Today I booked my plane ticket to Lisbon! It hit home when I went down to pick up my TAP print-out and it had the time and dates of my flight to Portugal. And of course I have to get all my fieldwork done by the time it’s time to come home again…March 31st! Scary, scary, scary!

So between now and Christmas so much to do. But it’ll be good and I’m looking forward to it. I am in the process of sorting out all those annoying little things which I need to sort out now before I leave and then have a sort of methodology drafted by the end of term. I will make the most of this weekend to really make some dents in my to do list.

But I have met with my supervisors and all seems ok, it’s just a question of me finding the time to get ahead. Motivation shouldn’t be a problem, and the closer it gets to that day when I step onto the plane the more motivated I need to be to get everything sorted and in place. Can’t wait! Although not looking forward to the hassle of setting up a Portuguese bank account, something I avoided doing during my year abroad in Lisbon before.

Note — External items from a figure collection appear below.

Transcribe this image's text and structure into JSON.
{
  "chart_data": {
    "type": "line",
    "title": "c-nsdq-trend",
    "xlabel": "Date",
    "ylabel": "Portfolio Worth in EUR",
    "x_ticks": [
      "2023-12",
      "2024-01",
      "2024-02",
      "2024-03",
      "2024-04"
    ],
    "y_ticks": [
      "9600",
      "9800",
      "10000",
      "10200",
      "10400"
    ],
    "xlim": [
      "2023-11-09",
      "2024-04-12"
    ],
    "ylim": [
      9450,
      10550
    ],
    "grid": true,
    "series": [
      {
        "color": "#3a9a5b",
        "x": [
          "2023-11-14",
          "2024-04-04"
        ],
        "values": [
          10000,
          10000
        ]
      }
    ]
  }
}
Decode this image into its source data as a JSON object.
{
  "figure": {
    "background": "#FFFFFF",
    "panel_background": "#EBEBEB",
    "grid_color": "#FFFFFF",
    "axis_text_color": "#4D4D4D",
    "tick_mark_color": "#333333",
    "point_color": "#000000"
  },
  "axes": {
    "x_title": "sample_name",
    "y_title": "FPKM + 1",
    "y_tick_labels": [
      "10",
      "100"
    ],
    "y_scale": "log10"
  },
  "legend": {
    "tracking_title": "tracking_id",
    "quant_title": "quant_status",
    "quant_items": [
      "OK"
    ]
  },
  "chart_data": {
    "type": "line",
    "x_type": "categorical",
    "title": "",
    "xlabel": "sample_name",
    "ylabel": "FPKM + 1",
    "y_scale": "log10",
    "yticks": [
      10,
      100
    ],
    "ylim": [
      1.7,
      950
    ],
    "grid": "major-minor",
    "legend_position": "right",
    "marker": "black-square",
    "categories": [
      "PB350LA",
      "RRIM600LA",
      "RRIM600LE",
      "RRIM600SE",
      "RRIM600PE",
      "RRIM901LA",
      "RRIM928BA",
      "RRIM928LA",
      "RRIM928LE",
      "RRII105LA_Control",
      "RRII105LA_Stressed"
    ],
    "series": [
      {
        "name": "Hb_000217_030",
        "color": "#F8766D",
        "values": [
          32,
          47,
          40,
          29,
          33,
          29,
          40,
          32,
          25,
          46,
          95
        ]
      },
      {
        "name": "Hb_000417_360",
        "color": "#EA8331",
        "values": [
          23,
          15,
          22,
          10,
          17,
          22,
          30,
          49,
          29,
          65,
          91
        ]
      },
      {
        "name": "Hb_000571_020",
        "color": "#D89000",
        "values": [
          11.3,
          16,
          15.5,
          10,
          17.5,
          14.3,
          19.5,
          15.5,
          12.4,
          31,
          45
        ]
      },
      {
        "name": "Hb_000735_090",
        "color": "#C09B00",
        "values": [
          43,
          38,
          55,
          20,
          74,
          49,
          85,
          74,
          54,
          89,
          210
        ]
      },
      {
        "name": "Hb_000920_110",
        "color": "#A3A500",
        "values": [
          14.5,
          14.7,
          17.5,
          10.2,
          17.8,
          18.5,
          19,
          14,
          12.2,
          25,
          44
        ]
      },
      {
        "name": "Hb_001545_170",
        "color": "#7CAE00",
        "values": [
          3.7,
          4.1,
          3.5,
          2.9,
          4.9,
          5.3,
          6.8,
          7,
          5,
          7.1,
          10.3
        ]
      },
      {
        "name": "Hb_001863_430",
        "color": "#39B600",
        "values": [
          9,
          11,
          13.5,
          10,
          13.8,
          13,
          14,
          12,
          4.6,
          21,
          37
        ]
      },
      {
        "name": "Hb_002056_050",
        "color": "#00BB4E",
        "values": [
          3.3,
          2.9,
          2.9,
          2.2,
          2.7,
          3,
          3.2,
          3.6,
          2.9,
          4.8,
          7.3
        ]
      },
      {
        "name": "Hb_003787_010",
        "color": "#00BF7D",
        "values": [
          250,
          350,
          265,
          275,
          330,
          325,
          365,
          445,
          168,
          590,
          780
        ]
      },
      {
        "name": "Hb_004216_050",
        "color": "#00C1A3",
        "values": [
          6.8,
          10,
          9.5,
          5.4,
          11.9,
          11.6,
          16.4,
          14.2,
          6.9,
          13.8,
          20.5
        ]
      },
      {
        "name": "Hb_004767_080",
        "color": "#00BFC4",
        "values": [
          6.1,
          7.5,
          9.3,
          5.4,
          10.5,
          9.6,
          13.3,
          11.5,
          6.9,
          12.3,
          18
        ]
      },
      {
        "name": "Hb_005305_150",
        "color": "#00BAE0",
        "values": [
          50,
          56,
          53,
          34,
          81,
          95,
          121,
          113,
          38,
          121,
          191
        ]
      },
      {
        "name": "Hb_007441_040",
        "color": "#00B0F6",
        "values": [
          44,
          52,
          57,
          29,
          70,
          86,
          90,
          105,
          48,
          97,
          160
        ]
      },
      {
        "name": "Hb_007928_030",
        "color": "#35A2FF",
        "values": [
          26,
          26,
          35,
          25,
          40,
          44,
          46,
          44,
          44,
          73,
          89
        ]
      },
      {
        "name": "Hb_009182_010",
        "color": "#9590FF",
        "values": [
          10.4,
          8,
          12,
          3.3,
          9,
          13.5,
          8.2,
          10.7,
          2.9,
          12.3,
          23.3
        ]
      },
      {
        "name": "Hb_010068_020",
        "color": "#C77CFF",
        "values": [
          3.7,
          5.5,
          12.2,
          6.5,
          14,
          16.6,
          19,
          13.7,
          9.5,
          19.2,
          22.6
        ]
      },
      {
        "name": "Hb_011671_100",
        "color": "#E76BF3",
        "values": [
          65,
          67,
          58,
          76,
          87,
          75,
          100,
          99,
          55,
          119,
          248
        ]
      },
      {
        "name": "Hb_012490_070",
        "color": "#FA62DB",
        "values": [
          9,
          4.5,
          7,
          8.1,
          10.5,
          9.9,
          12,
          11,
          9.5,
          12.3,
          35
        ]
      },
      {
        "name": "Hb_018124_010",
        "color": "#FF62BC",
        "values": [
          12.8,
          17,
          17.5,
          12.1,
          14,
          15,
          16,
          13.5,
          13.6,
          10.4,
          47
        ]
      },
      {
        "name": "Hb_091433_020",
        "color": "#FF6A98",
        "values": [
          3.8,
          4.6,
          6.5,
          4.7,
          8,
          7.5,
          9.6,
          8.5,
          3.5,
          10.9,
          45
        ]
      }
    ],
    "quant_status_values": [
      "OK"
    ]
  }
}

The teaching is going well. I enjoyed my first proper seminars with my three groups. But as of Monday it’ll only be two groups as we’ve merged them together. Which is a shame because I liked the small group and it worked well, but it’s a necessary evil in order for them to do the group projects. Slowly getting used to the idea that I’m the seminar teacher, but I have a bright group of students who seem to ask just the sort of questions I wished they wouldn’t! But it’s fun to think on your feet.

Anyway, I promise to update soon. But right now I better be off… got lots of sun cream to buy and pack 😉

Not that I’ll be needing any in January, February and March!

Me? A Seminar Teacher…?

Sounds strange, but it’s true. Or at least by tomorrow morning I will be!

I went along to the first lecture of the module and got my first look at the second year undergraduates I will be teaching. They seemed a nice bunch. They did all the same things like what I used to do when I was a second year, i.e. not sit in the front two rows of the lecture theatre and at least pretend to take notes of what the lecturer is saying. It seems strange to think that a mere five years ago I was taking this module, and now I’ll be teaching it. But, luckily for me, the EU has changed so much in that time that it’s like taking a completely different module.

Now, with news of the Irish referendum approving the Treaty of Lisbon on Friday, I know what I’m supposed to be teaching. You can always rely on the EU to leave it until the last minute before letting us people, who have to teach the young people of the world how the EU works, know until the last minute quite what treaty is supposed to be in force!

Anyway with that headache just about resolved there remains the main issue… How am I going to handle this? What if they ask me really awkward questions? What if I don’t know the answers? What if they undermine my authority? What if they destroy what confidence I have in a matter of seconds? The best I can do is just to do my best. If I don’t know an answer, I’ll look it up and get back to them. Hopefully they’ll be able to accept that and I’ll be able to give them the benefit of my many years of experience of studying and living in the EU.

So once I get over that surreal experience of walking into the room and occupying that teacher’s chair, I’ll have to get to know my group and work through what I have planned (which isn’t as well planned as I would like at this stage, so may require more work later tonight). An hour will soon fly by and once the first group is done, the next two tomorrow will be easier to deal with. But I will definitely have earned a pint at the end of the day and some film night pizza!

Right, I shall report back how I get on later in the week. Together with an update on how my PhD is going in general since I’ve been back for the new term.